Ich habe 1860 noch längst nicht abgeschrieben. Die Sechziger haben immer noch Chancen, den Relegationsplatz anzugreifen. Ich glaube auch, dass man viel, viel mehr aus der Mannschaft herausholen kann. Denn die Qualität, die in diesem Team steckt, ist hoch. Ich bin davon überzeugt, dass Trainer Alexander Schmidt diese versteckten Potenzial noch öffnen wird. Den TSV 1860 sieht man mit Sicherheit nicht nur in Braunschweig viel weiter vorne. Grundsätzlich überrascht mich in der Zweiten Liga nichts. Denn die Mannschaften sind sehr ausgeglichen. Da kann jeder jeden schlagen.
Der Vorsprung von Braunschweig auf den Tabellendritten ist mit zwölf Punkten bereits gewaltig. Da kann doch nichts mehr schief gehen, oder?
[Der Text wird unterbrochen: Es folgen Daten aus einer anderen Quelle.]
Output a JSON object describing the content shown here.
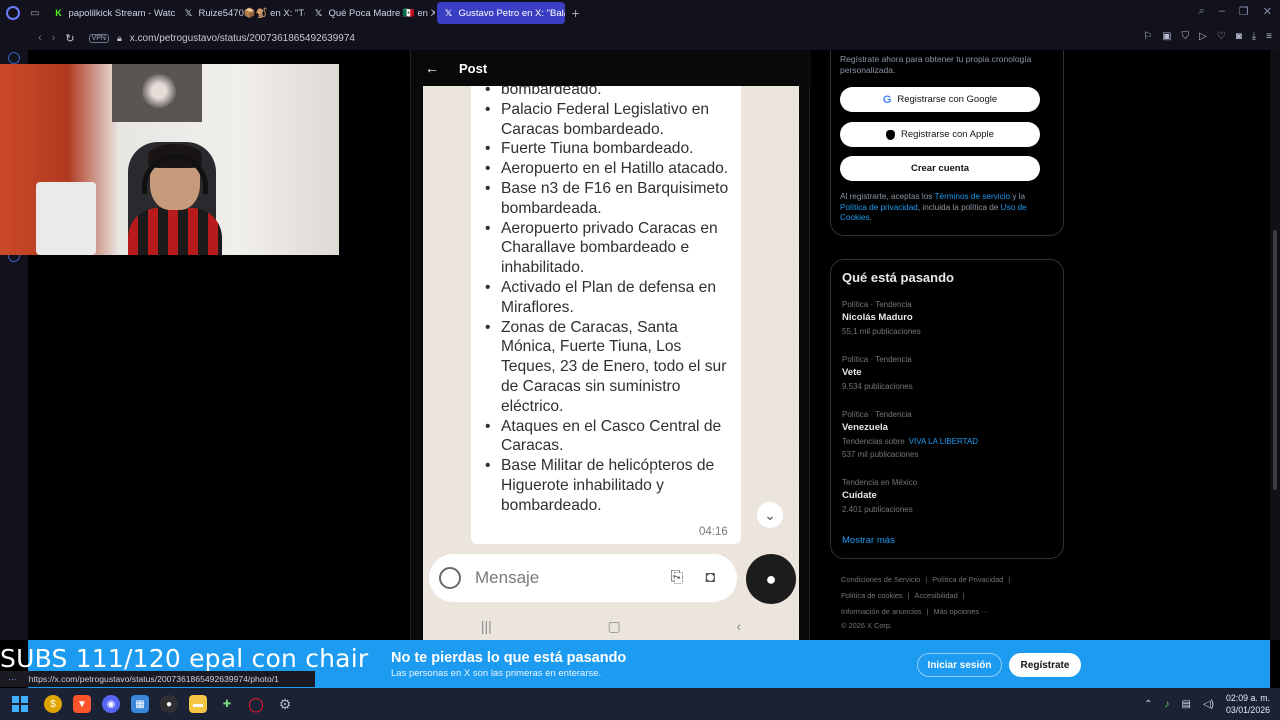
{
  "browser": {
    "tabs": [
      {
        "label": "papolilkick Stream - Watc",
        "icon": "kick-icon",
        "color": "#53fc18",
        "active": false
      },
      {
        "label": "Ruize5470📦🐒 en X: \"T(",
        "icon": "x-icon",
        "color": "#ffffff",
        "active": false
      },
      {
        "label": "Qué Poca Madre 🇲🇽 en X:",
        "icon": "x-icon",
        "color": "#ffffff",
        "active": false
      },
      {
        "label": "Gustavo Petro en X: \"Bala",
        "icon": "x-icon",
        "color": "#ffffff",
        "active": true
      }
    ],
    "vpn_label": "VPN",
    "url": "x.com/petrogustavo/status/2007361865492639974",
    "status_url": "https://x.com/petrogustavo/status/2007361865492639974/photo/1"
  },
  "modal": {
    "title": "Post",
    "chat_items": [
      "bombardeado.",
      "Palacio Federal Legislativo en Caracas bombardeado.",
      "Fuerte Tiuna bombardeado.",
      "Aeropuerto en el Hatillo atacado.",
      "Base n3 de F16 en Barquisimeto bombardeada.",
      "Aeropuerto privado Caracas en Charallave bombardeado e inhabilitado.",
      "Activado el Plan de defensa en Miraflores.",
      "Zonas de Caracas, Santa Mónica, Fuerte Tiuna, Los Teques, 23 de Enero, todo el sur de Caracas sin suministro eléctrico.",
      "Ataques en el Casco Central de Caracas.",
      "Base Militar de helicópteros de Higuerote inhabilitado y bombardeado."
    ],
    "chat_time": "04:16",
    "input_placeholder": "Mensaje"
  },
  "signup": {
    "intro": "Regístrate ahora para obtener tu propia cronología personalizada.",
    "google_label": "Registrarse con Google",
    "apple_label": "Registrarse con Apple",
    "create_label": "Crear cuenta",
    "legal_1": "Al registrarte, aceptas los ",
    "legal_terms": "Términos de servicio",
    "legal_2": " y la ",
    "legal_privacy": "Política de privacidad",
    "legal_3": ", incluida la política de ",
    "legal_cookies": "Uso de Cookies",
    "legal_4": "."
  },
  "trends": {
    "title": "Qué está pasando",
    "items": [
      {
        "category": "Política · Tendencia",
        "name": "Nicolás Maduro",
        "posts": "55,1 mil publicaciones"
      },
      {
        "category": "Política · Tendencia",
        "name": "Vete",
        "posts": "9.534 publicaciones"
      },
      {
        "category": "Política · Tendencia",
        "name": "Venezuela",
        "related_prefix": "Tendencias sobre",
        "related_link": "VIVA LA LIBERTAD",
        "posts": "537 mil publicaciones"
      },
      {
        "category": "Tendencia en México",
        "name": "Cuídate",
        "posts": "2.401 publicaciones"
      }
    ],
    "show_more": "Mostrar más"
  },
  "footer": {
    "links": [
      "Condiciones de Servicio",
      "Política de Privacidad",
      "Política de cookies",
      "Accesibilidad",
      "Información de anuncios",
      "Más opciones ···"
    ],
    "copyright": "© 2026 X Corp."
  },
  "banner": {
    "title": "No te pierdas lo que está pasando",
    "subtitle": "Las personas en X son las primeras en enterarse.",
    "login": "Iniciar sesión",
    "register": "Regístrate",
    "color": "#1d9bf0"
  },
  "overlay": {
    "text": "SUBS 111/120 epal con chair"
  },
  "taskbar": {
    "time": "02:09 a. m.",
    "date": "03/01/2026"
  }
}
Sicher ist sich bei uns keiner. Wir wissen, dass wir als Mannschaft immer sehr dafür tun müssen, um zu gewinnen. Fakt ist aber auch: Wenn wir weiter so punkten, können auch wir es nicht verhindern, aufzusteigen.
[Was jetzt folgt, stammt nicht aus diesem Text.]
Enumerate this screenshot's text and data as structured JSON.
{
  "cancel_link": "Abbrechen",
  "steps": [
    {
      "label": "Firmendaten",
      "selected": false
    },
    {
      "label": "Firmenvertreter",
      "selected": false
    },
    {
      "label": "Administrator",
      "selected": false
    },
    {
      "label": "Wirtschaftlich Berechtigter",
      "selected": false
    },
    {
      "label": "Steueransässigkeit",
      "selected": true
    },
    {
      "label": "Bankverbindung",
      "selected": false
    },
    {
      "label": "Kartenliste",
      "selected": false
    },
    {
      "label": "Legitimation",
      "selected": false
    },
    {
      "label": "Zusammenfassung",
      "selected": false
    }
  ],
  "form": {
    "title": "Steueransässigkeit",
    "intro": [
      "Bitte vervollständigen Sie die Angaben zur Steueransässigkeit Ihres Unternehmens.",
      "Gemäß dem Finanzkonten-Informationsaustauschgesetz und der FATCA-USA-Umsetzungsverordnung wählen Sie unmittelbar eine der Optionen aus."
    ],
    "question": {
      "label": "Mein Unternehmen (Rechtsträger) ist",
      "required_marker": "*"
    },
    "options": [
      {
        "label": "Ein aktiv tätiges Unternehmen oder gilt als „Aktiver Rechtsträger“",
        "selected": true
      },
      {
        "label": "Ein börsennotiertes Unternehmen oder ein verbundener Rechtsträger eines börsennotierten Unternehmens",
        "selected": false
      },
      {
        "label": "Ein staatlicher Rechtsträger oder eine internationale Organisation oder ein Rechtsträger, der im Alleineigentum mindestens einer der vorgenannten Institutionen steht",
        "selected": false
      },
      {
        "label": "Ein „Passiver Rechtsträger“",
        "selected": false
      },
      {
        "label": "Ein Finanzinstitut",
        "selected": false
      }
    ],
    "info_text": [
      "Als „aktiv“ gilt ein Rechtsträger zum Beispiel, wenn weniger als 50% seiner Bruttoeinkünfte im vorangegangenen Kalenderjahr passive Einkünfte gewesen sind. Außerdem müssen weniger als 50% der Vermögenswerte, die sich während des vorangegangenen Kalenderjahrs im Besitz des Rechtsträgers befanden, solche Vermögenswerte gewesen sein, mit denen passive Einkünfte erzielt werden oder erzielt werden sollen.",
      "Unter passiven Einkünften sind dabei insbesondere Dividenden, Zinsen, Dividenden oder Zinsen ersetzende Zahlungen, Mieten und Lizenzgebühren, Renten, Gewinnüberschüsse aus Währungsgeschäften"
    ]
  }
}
Unvergessene Torwartlegenden
Sie haben vor kurzem Braunschweig mit Rio de Janeiro verglichen. Wie ist das zu verstehen?
Braunschweig ist grundsätzlich ein sehr euphorisches, emotionales Städtchen und hat den größten Karnevalsumzug in Niedersachsen. Der Vergleich mit Rio liegt da nahe. Es liegt im grundsätzlichen Naturell des Braunschweigers, dass er gern feiert.
Als Sie Ihren A-Lizenz-Trainerschein machten, schrieben Sie eine Abschlussarbeit zum Thema „Der Spagat zwischen Tradition und Zukunft“. Tradition und Zukunft sind auch beim TSV 1860 zwei wesentliche Spannungspole. Können Sie den Löwen da ein paar Tipps geben?
Von der Sitution des TSV 1860 weiß ich nur, was ich in der Zeitung lese: Ich bin also kein Kenner der Münchner Verhälntisse. In Braunschweig sehen wir es so: Man soll Tradition nicht als Last, sondern als Chance sehen. Unser Spagat in Braunschweig besteht darin, dass wir mit der Tradition leben; uns ist bewusst, dass Tradition ein großes Pfund und ein Vorteil gegenüber vielen anderen Vereinen ist. Ganz wichtig ist dabei auch, dass man diese Tradition nicht verkauft. Und da habe ich bei dem einen oder anderen Verein meine Bedenken. Denn wer seine Tradition verkauft, der muss um die Emotionalität kämpfen.